A Send-Off in Style

A Send-Off in Style_2

Reggie Watts, PopTech 2011. Consider the many problems that a linear time concept entails (Zeno’s famous paradoxes). Consider Plato’s main issue: in a world of becoming, where is being? With that in mind, the following.

A friend of mine once told me a story of his childhood. It was when he was about eight years old, growing up in what may be called a deeply religious social environment. The pressure that such an upbringing puts on a boy can be immense, and at one time it became too much for my friend at this early age. It was on a Sunday, in the church, as he was walking into it, and all the way through it, to the lectern where the pastor was to deliver his words of admonishment. Pushed forth by his father and gazed at by the community, with their stern looks that spoke of a thorough contempt for innocence, the walk to front row must have felt like a condemnation, a rite of passage to a world of sorrow. It was during this walk that my friend experienced something that would forever change his outlook on life. As if taken by the hand by an older brother, he felt lifted above himself, to look down at the community with mature eyes, feeling a reassuring awareness, as if someone said to him: don’t worry, it’s okay – this anxious faith is not for you, and you cannot be made subject to it. My friend described it to me as being helped at a time when you simply cannot do it alone. The despair that precedes, the immense relief, the thankfulness that ensues – but it wasn’t thankfulness toward someone or something; it was that he, for a moment, became bigger, stronger, wiser, so he could cope all by himself.

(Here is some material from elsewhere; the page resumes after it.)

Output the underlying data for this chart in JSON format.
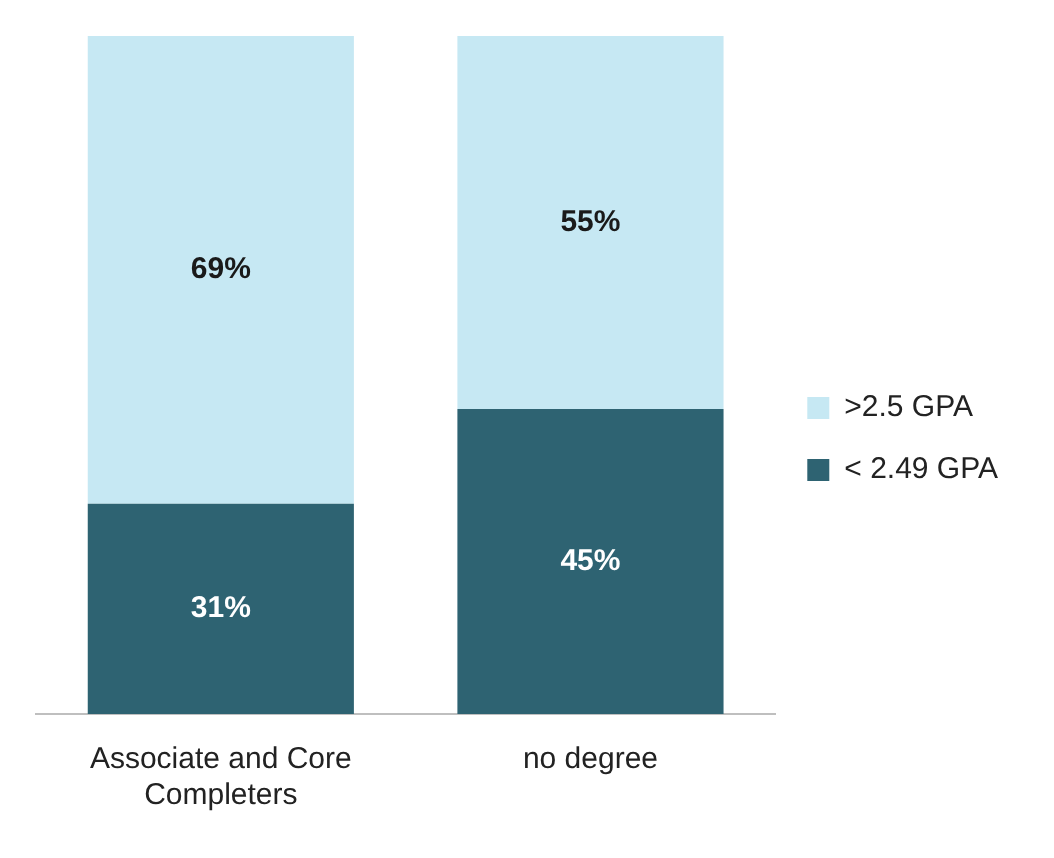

As my friend experienced this, he did not understand it. It may have been the most decisive moment in his life, but at that time he took it for granted and moved on, even forgetting what had happened, as he didn’t know what had. It was only much later that he would understand. At age twenty or so, having freed himself from his religious fellowship, having travelled the world with nothing but a carefree smile as luggage, having learnt to rely on providence, he paid a visit to his old church – perhaps nostalgically, perhaps to close a chapter of his life. As he walked into it, and all the way through it, to the lectern where the pastor would deliver his words of admonishment, vividly remembering the severity and anxiousness that he used to experience there, he didn’t feel sorry for himself to have been subjected to it all – he felt the reassuring awareness of a free mind and kind heart, and with that he felt that he could cope with all the pressures that had weighed down on him as a child, remembering that, at that very moment, he did.